Já li em forum catracha algumas colocações intrigantes, tudo leva a crer que o Micheletti e sua trupe ainda não saíram de cena, e querem ter algum controle sob o atual governo, por sinal tem apoio para isso, o partido liberal parece ser muito forte na classe média hondurenha, por isso acredito que o jogo de Honduras pode ainda ter uma amarga prorrogação...

Abs.

Maurício Santoro disse...

Salve, Anônimo.

Que visão curiosa a sua sobre Honduras...

Ainda bem que a Internet é democrática. Se estivéssemos em Tegucigalpa, algum burocrata hondurenho já teria te tirado do ar.

Repito o que postei nos comentários sobre Chávez, porque o autoritarismo dos golpistas de Honduras e dos bolivaristas (ou dos ditadores brasileiros em 1964, chilenos em 1973 etc) cheira igual:

"Além disso, não há justificativa para a repressão à liberdade de expressão. Já vimos esse filme demasiadas vezes na América Latina, e sabemos que sempre acaba mal."

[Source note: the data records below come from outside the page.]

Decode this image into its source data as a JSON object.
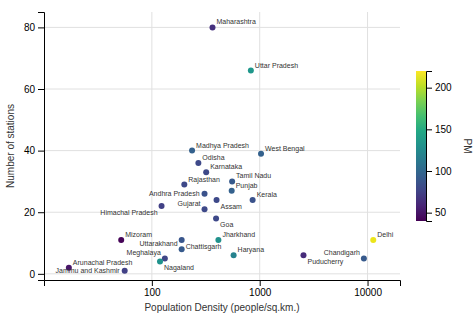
{
  "chart_data": {
    "type": "scatter",
    "xlabel": "Population Density (people/sq.km.)",
    "ylabel": "Number of stations",
    "colorbar_label": "PM",
    "log": "x",
    "grid": true,
    "xlim": [
      10,
      20000
    ],
    "xticks": [
      100,
      1000,
      10000
    ],
    "ylim": [
      -2,
      85
    ],
    "yticks": [
      0,
      20,
      40,
      60,
      80
    ],
    "color_range": [
      40,
      220
    ],
    "color_ticks": [
      50,
      100,
      150,
      200
    ],
    "annotations": [
      "Maharashtra",
      "Uttar Pradesh",
      "Madhya Pradesh",
      "West Bengal",
      "Odisha",
      "Karnataka",
      "Tamil Nadu",
      "Rajasthan",
      "Andhra Pradesh",
      "Punjab",
      "Himachal Pradesh",
      "Assam",
      "Kerala",
      "Gujarat",
      "Goa",
      "Mizoram",
      "Chattisgarh",
      "Jharkhand",
      "Delhi",
      "Uttarakhand",
      "Meghalaya",
      "Haryana",
      "Nagaland",
      "Chandigarh",
      "Puducherry",
      "Arunachal Pradesh",
      "Jammu and Kashmir"
    ],
    "x": [
      365,
      828,
      236,
      1029,
      270,
      319,
      555,
      200,
      308,
      550,
      123,
      398,
      860,
      308,
      394,
      52,
      189,
      414,
      11297,
      189,
      132,
      573,
      119,
      9252,
      2547,
      17,
      56
    ],
    "values": [
      80,
      66,
      40,
      39,
      36,
      33,
      30,
      29,
      26,
      27,
      22,
      24,
      24,
      21,
      18,
      11,
      11,
      11,
      11,
      8,
      5,
      6,
      4,
      5,
      6,
      2,
      1
    ],
    "color_values": [
      65,
      135,
      95,
      95,
      80,
      80,
      90,
      80,
      85,
      95,
      75,
      80,
      85,
      80,
      80,
      42,
      88,
      130,
      215,
      90,
      78,
      120,
      132,
      90,
      62,
      50,
      75
    ]
  }
}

Todas as ditaduras se parecem, e os extremos políticos sempre se tocam.

Salve, Marcelo.

Minha tendência é ver esses conflitos mais como fruto de rivalidades pessoais pelo poder do que em função de projetos políticos distintos para Honduras. Infelizmente, concordo que o que já está ruim sempre pode piorar...

abraços

"O" Anonimo disse...

"Ainda bem que a Internet é democrática. Se estivéssemos em Tegucigalpa, algum burocrata hondurenho já teria te tirado do ar."

Isso é mentira. Existe plena liberdade de expressão em Tegucigalpa.

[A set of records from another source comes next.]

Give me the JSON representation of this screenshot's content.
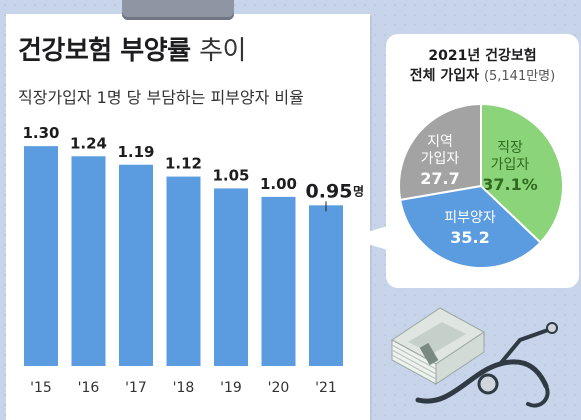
{
  "title_bold": "건강보험 부양률",
  "title_light": "추이",
  "subtitle": "직장가입자 1명 당 부담하는 피부양자 비율",
  "pie_title_line1": "2021년 건강보험",
  "pie_title_line2_bold": "전체 가입자",
  "pie_title_line2_light": "(5,141만명)",
  "chart_data": [
    {
      "type": "bar",
      "title": "건강보험 부양률 추이",
      "subtitle": "직장가입자 1명 당 부담하는 피부양자 비율",
      "categories": [
        "'15",
        "'16",
        "'17",
        "'18",
        "'19",
        "'20",
        "'21"
      ],
      "values": [
        1.3,
        1.24,
        1.19,
        1.12,
        1.05,
        1.0,
        0.95
      ],
      "value_labels": [
        "1.30",
        "1.24",
        "1.19",
        "1.12",
        "1.05",
        "1.00",
        "0.95"
      ],
      "unit": "명",
      "ylim": [
        0,
        1.45
      ],
      "grid": false,
      "color": "#5b9be0"
    },
    {
      "type": "pie",
      "title": "2021년 건강보험 전체 가입자 (5,141만명)",
      "slices": [
        {
          "name": "직장 가입자",
          "label_lines": [
            "직장",
            "가입자"
          ],
          "value": 37.1,
          "value_label": "37.1%",
          "color": "#8cd47a"
        },
        {
          "name": "피부양자",
          "label_lines": [
            "피부양자"
          ],
          "value": 35.2,
          "value_label": "35.2",
          "color": "#5b9be0"
        },
        {
          "name": "지역 가입자",
          "label_lines": [
            "지역",
            "가입자"
          ],
          "value": 27.7,
          "value_label": "27.7",
          "color": "#a3a3a3"
        }
      ]
    }
  ]
}
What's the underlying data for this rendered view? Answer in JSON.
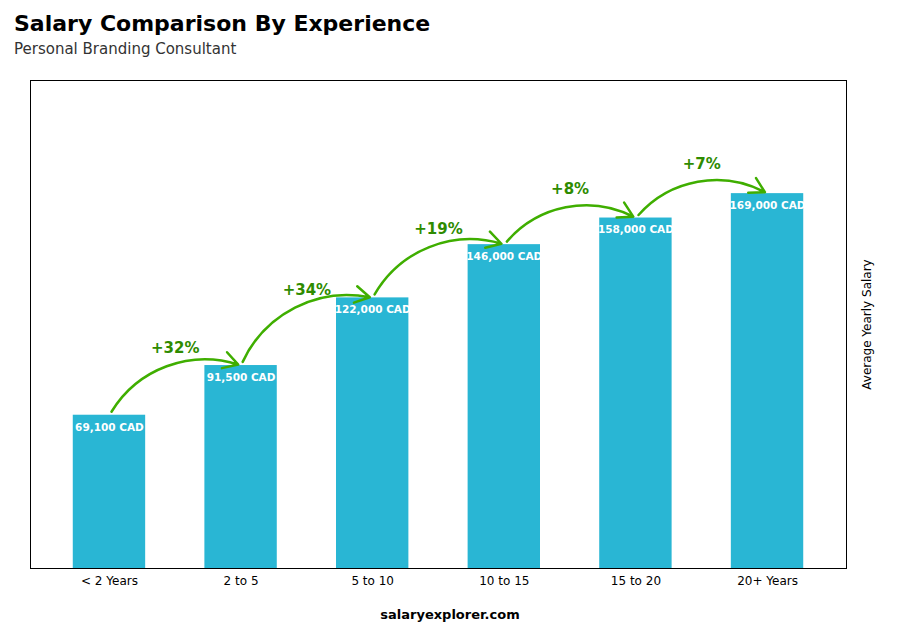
{
  "chart_data": {
    "type": "bar",
    "title": "Salary Comparison By Experience",
    "subtitle": "Personal Branding Consultant",
    "caption": "salaryexplorer.com",
    "ylabel": "Average Yearly Salary",
    "categories": [
      "< 2 Years",
      "2 to 5",
      "5 to 10",
      "10 to 15",
      "15 to 20",
      "20+ Years"
    ],
    "values": [
      69100,
      91500,
      122000,
      146000,
      158000,
      169000
    ],
    "value_labels": [
      "69,100 CAD",
      "91,500 CAD",
      "122,000 CAD",
      "146,000 CAD",
      "158,000 CAD",
      "169,000 CAD"
    ],
    "data_labels": true,
    "annotations": [
      "+32%",
      "+34%",
      "+19%",
      "+8%",
      "+7%"
    ],
    "color": "#29b6d4",
    "ylim": [
      0,
      220000
    ],
    "tick_labels": "x",
    "grid": false
  }
}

Quanto ao Micheletti, ele vai para a história como um herói da democracia latino-americana. Ele se negou a aceitar a provocacão dos bolivarianos, evitando assim mergulhar o país na guerra civil que Chávez e nossos diplomatas tentaram engatilhar com a volta de Zelaya, e conseguiu levar o país em paz (sitiada) até as eleicões livres que elegeram um candidato que é seu inimigo pessoal e de partido rival ao seu.

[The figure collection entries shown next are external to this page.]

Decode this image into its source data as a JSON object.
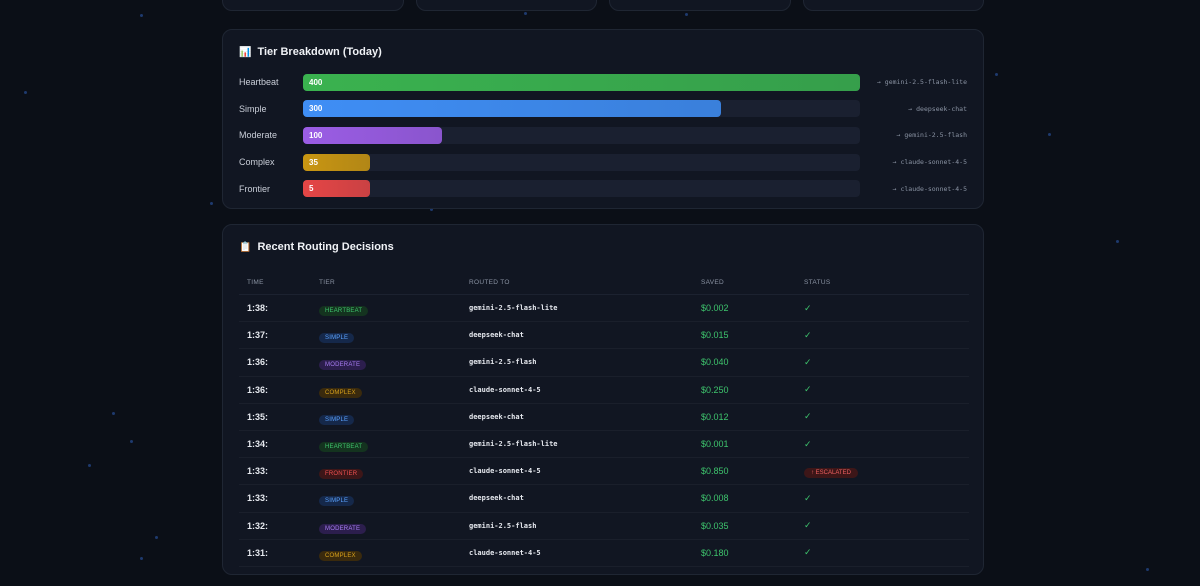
{
  "tier_breakdown": {
    "icon": "bar-chart-icon",
    "title": "Tier Breakdown (Today)",
    "max_count": 400,
    "tiers": [
      {
        "label": "Heartbeat",
        "count": "400",
        "value": 400,
        "model": "→ gemini-2.5-flash-lite",
        "color": "#3ab24f"
      },
      {
        "label": "Simple",
        "count": "300",
        "value": 300,
        "model": "→ deepseek-chat",
        "color": "#3f8ef5"
      },
      {
        "label": "Moderate",
        "count": "100",
        "value": 100,
        "model": "→ gemini-2.5-flash",
        "color": "#9b5de5"
      },
      {
        "label": "Complex",
        "count": "35",
        "value": 35,
        "model": "→ claude-sonnet-4-5",
        "color": "#c99612"
      },
      {
        "label": "Frontier",
        "count": "5",
        "value": 5,
        "model": "→ claude-sonnet-4-5",
        "color": "#e54646"
      }
    ]
  },
  "decisions": {
    "icon": "clipboard-icon",
    "title": "Recent Routing Decisions",
    "columns": {
      "time": "TIME",
      "tier": "TIER",
      "routed_to": "ROUTED TO",
      "saved": "SAVED",
      "status": "STATUS"
    },
    "rows": [
      {
        "time": "1:38:",
        "tier": "HEARTBEAT",
        "tier_class": "b-heartbeat",
        "routed_to": "gemini-2.5-flash-lite",
        "saved": "$0.002",
        "status": "✓",
        "escalated": false
      },
      {
        "time": "1:37:",
        "tier": "SIMPLE",
        "tier_class": "b-simple",
        "routed_to": "deepseek-chat",
        "saved": "$0.015",
        "status": "✓",
        "escalated": false
      },
      {
        "time": "1:36:",
        "tier": "MODERATE",
        "tier_class": "b-moderate",
        "routed_to": "gemini-2.5-flash",
        "saved": "$0.040",
        "status": "✓",
        "escalated": false
      },
      {
        "time": "1:36:",
        "tier": "COMPLEX",
        "tier_class": "b-complex",
        "routed_to": "claude-sonnet-4-5",
        "saved": "$0.250",
        "status": "✓",
        "escalated": false
      },
      {
        "time": "1:35:",
        "tier": "SIMPLE",
        "tier_class": "b-simple",
        "routed_to": "deepseek-chat",
        "saved": "$0.012",
        "status": "✓",
        "escalated": false
      },
      {
        "time": "1:34:",
        "tier": "HEARTBEAT",
        "tier_class": "b-heartbeat",
        "routed_to": "gemini-2.5-flash-lite",
        "saved": "$0.001",
        "status": "✓",
        "escalated": false
      },
      {
        "time": "1:33:",
        "tier": "FRONTIER",
        "tier_class": "b-frontier",
        "routed_to": "claude-sonnet-4-5",
        "saved": "$0.850",
        "status": "↑ ESCALATED",
        "escalated": true
      },
      {
        "time": "1:33:",
        "tier": "SIMPLE",
        "tier_class": "b-simple",
        "routed_to": "deepseek-chat",
        "saved": "$0.008",
        "status": "✓",
        "escalated": false
      },
      {
        "time": "1:32:",
        "tier": "MODERATE",
        "tier_class": "b-moderate",
        "routed_to": "gemini-2.5-flash",
        "saved": "$0.035",
        "status": "✓",
        "escalated": false
      },
      {
        "time": "1:31:",
        "tier": "COMPLEX",
        "tier_class": "b-complex",
        "routed_to": "claude-sonnet-4-5",
        "saved": "$0.180",
        "status": "✓",
        "escalated": false
      }
    ]
  }
}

"Todas as ditaduras se parecem, e os extremos políticos sempre se tocam."

Honduras sob o governo constitucional interino não foi uma ditadura, e não se pareceu com ditadura alguma de que tenho conhecimento.

Patricio Iglesias disse...

Meu caro:

Excelente o artigo. Foi um atropelho total às instituições e um golpe terrível pra a confiabilidade da América Latina.

Mas algo me preocupa de suas palavras:

"faltam às autoridades brasileiras os recursos econômicos e militares para concretizaram seus ambiciosos objetivos, em especial quando os Estados Unidos decidem intervir."

Recursos militares? Explique... me extranha de alguém que tem escrito faz poucos anos que o que falta ao Brasil pra liderar à região é um modelo de desenvolvimento com redistribução.

Vejo que há novos admiradores do foro. Uma nova camada de conspiradores. Ha, ha, ha!